As the result, the study models a holistic structure of youth psychological health comprised of three components: psychosomatic, functional-psychological and spiritual. The novelty of this result is that the leading role belongs to the spiritual component reflecting the value-sense level of the personality. As a main research result there was presented the construct of value attractors for healthy development of students that includes conjugated strata of socio-cultural experience: from sociocentric to gnoseocentric.

Keywords:

axiological dimension, informatization, consumer society, values, higher school, youth, socialization, psychological health, socio-cultural experience, value attractors

Introduction

The psychological health of young people is a key pillar of a stable and viable society. Today's young generation comes into life in difficult conditions of increasing uncertainty, finding themselves in the cross-hairs of various destructive forces participating in the global fight for influence. Many scientists, doctors, educators and public figures have observed a noticeable decline in psychological health of young people during the past quarter of the century. There has been noted a decrease in the intellectual level of new generations, primitivization of thinking and behavior, growth of apathy, infantilism, egocentrism and various forms of addiction, simplistic worldview and inability to goal setting, value and moral instability, mental disorientation and so on [12, 42].

And it is not accidental. The modern student youth develops under the growing pressure of mass culture, consumer society with its user-wasteful psychology and moral-ethical devaluation [2, 3, 31]. This process goes on the background of noticeable deformation of leading pedagogical institutions, decrease of intellectual level of educational standards and devaluation of traditional values. The ongoing transformations mostly negatively affect the young generation that is painfully looking for its way of self-realization and “corridor of normality” for a decent life in crisis conditions of mental sphere transformation [20].

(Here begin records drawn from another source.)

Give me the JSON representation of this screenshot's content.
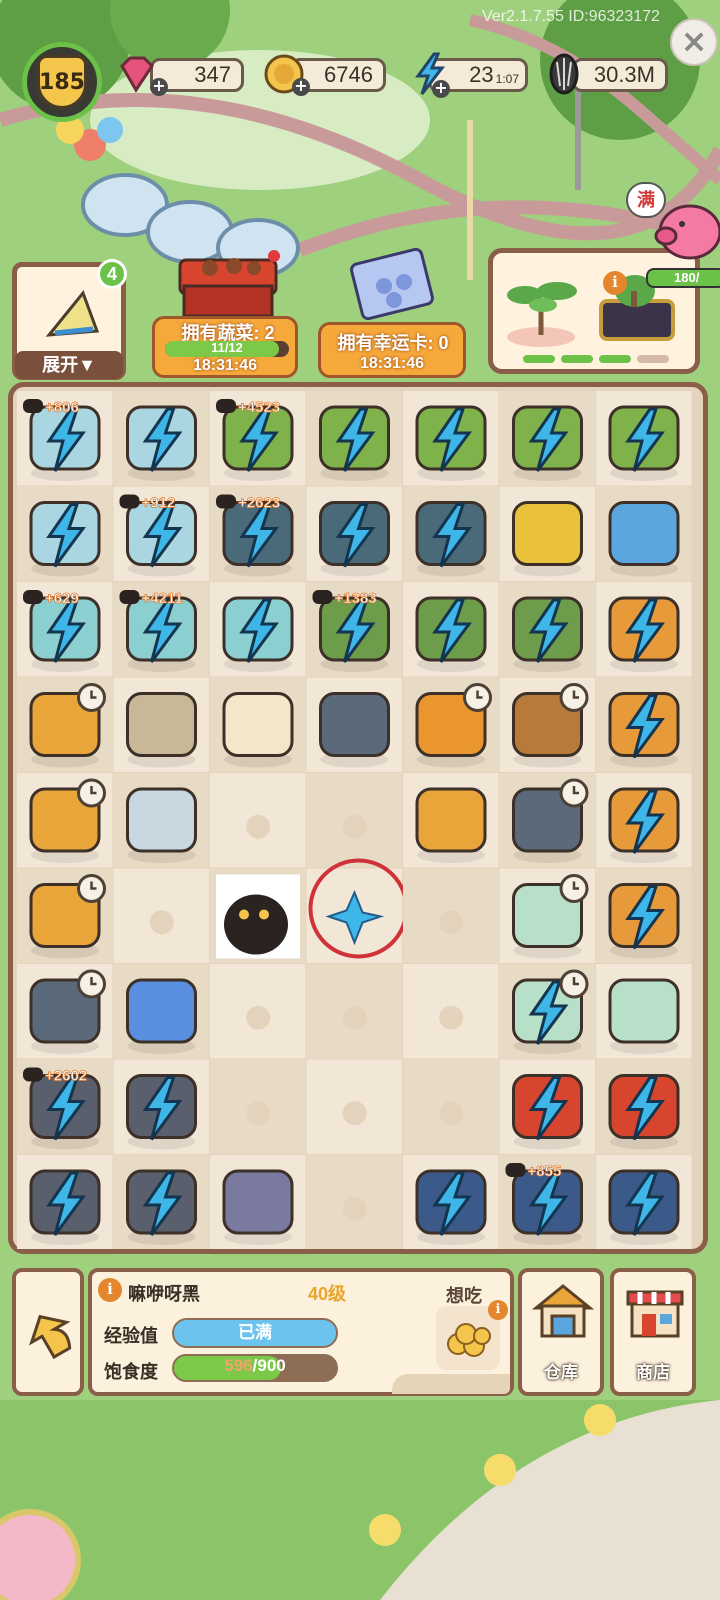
{
  "header": {
    "version": "Ver2.1.7.55 ID:96323172",
    "level": "185",
    "gems": "347",
    "coins": "6746",
    "energy": "23",
    "energy_timer": "1:07",
    "seeds": "30.3M"
  },
  "orders": {
    "expand_count": "4",
    "expand_label": "展开▼",
    "order1_title": "拥有蔬菜: 2",
    "order1_progress": "11/12",
    "order1_timer": "18:31:46",
    "order2_title": "拥有幸运卡: 0",
    "order2_timer": "18:31:46",
    "piggy_full": "满",
    "piggy_progress": "180/"
  },
  "board": {
    "badges": [
      "+806",
      "+4523",
      "+912",
      "+2623",
      "+629",
      "+4211",
      "+1383",
      "+2602",
      "+855"
    ]
  },
  "pet": {
    "name": "嘛咿呀黑",
    "level": "40级",
    "exp_label": "经验值",
    "exp_value": "已满",
    "fullness_label": "饱食度",
    "fullness_current": "596",
    "fullness_max": "/900",
    "fullness_ratio": 0.662,
    "wants_label": "想吃"
  },
  "buttons": {
    "warehouse": "仓库",
    "shop": "商店"
  },
  "colors": {
    "board_border": "#8a5e47",
    "energy_blue": "#3fb6e8",
    "badge_orange": "#f08a3c",
    "green_bar": "#7cc94a",
    "circle_red": "#d0323a"
  }
}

As a scientific problem the issue of psychological health is associated with the leading areas of psychological science and is in the focus of attention of related scientific branches. Thereat, for quite a time a major part of research was confined to issues of “mental health”, while its interpretation was dominated by biological or psycho-physiological schemes. Further research advances in this area went along the path of weakening the medical-psychiatric devotion and transition to person-focused definition within the conceptual construction of “psychological health”. If the term "mental health" covers only some psychic processes and phenomena, then "psychological health ", as I.V. Dubrovina explains, characterizes the whole personality as “... property of a mature personality. It is one of the most significant personal states and relates to the moral development of Man” [12, p. 69].

New researches proceed from the fundamental proposition that a person, being quite mentally healthy (possesses good memory and developed thinking, sets complex goals, very active, guided by conscious motives, achieves success, avoids failures, etc.) at the same time may be personally defective, imperfect and unwell (does not coordinate and does not direct his life to the achievement of human destination, disconnected from it, satisfied with surrogates, etc.) [7].

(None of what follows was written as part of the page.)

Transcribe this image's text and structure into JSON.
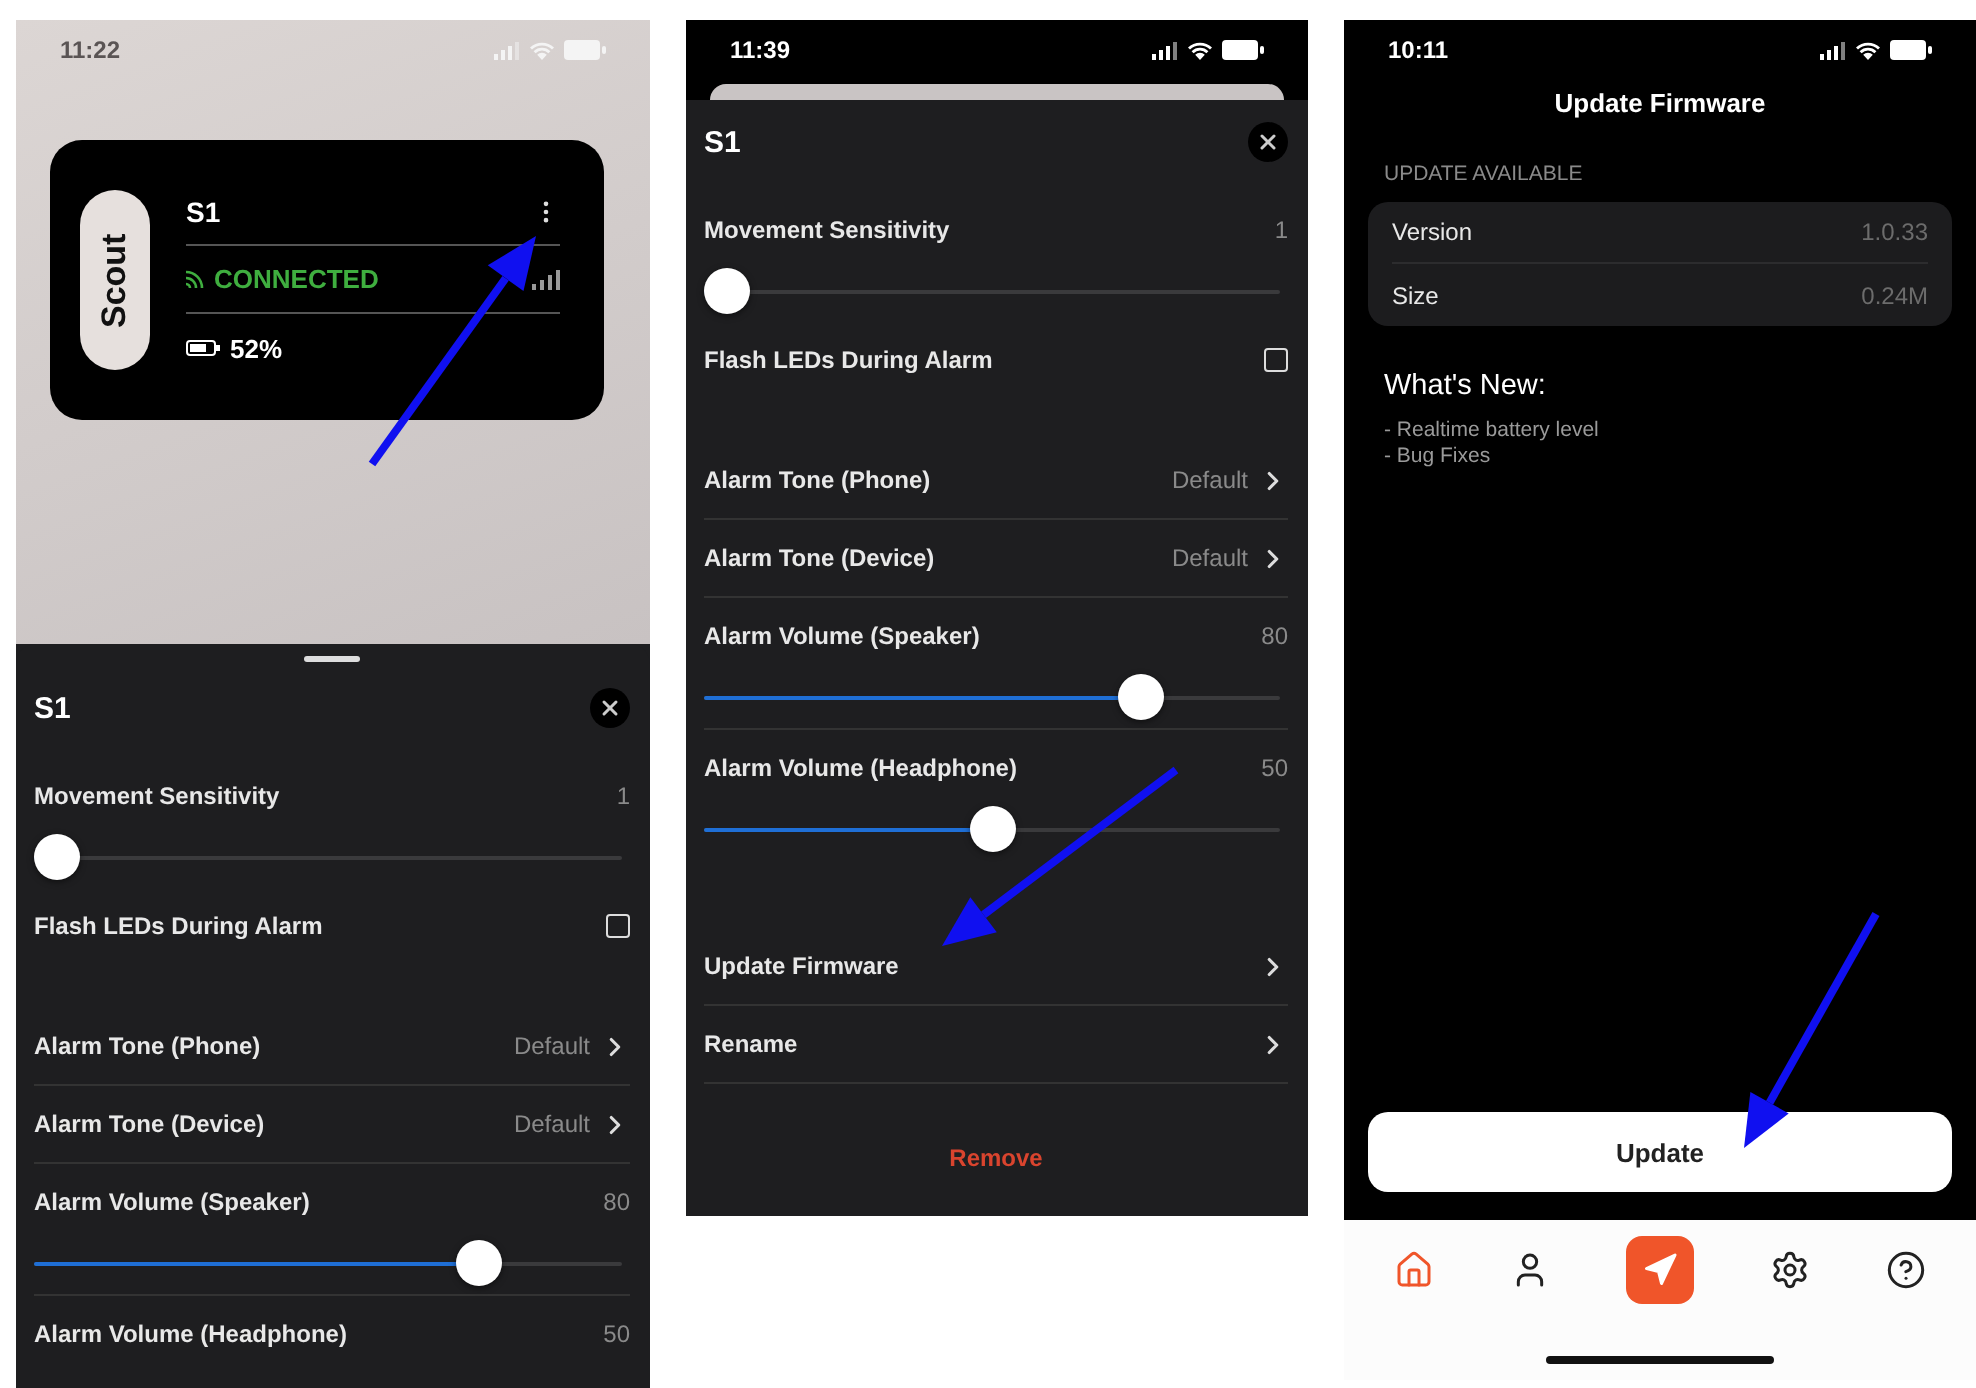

In psychological science the problem of psychological health is treated as one of the priorities and represents an independent branch – “Health psychology” [32]. Alongside, in this field there was also observed a continuing psychiatric bias that gave way to the tendency of expansion and deepening of scientific knowledge on a healthy person within the scope of specific tasks both medical and psychological practices [6]. In contemporary studies, efforts are being made to fill in the existing gap, to identify not-considered details and dimensions of health linked to fundamental aspects of human existence [43].

As for problems of youth development, many studies link their psychological health with process of versatile self-realization [12, 26, 41, 45]. In most cases these works were influenced by the scientific tradition laid in the mainstream of humanistic psychology In line with this tradition, the health phenomenon is regarded as an attribute of a fully functioning personality freely realizing his Self (C. Rogers, A. Maslow, G. Allport, S.R. Maddi etc.). [29, 30, 35]. Representatives of this concept hold that authenticity of personality, self-actualization, maturity, self-acceptance and so on are basic in psychological health [34]. Likewise, the adherents of eudaemonistic psychology (R.M. Ryan, K. Ryff, E. Deci, A.S. Waterman, etc.) great significance in maintenance of psychological well-being give to productive self-actualization and self-determination [11, 37, 38, 48].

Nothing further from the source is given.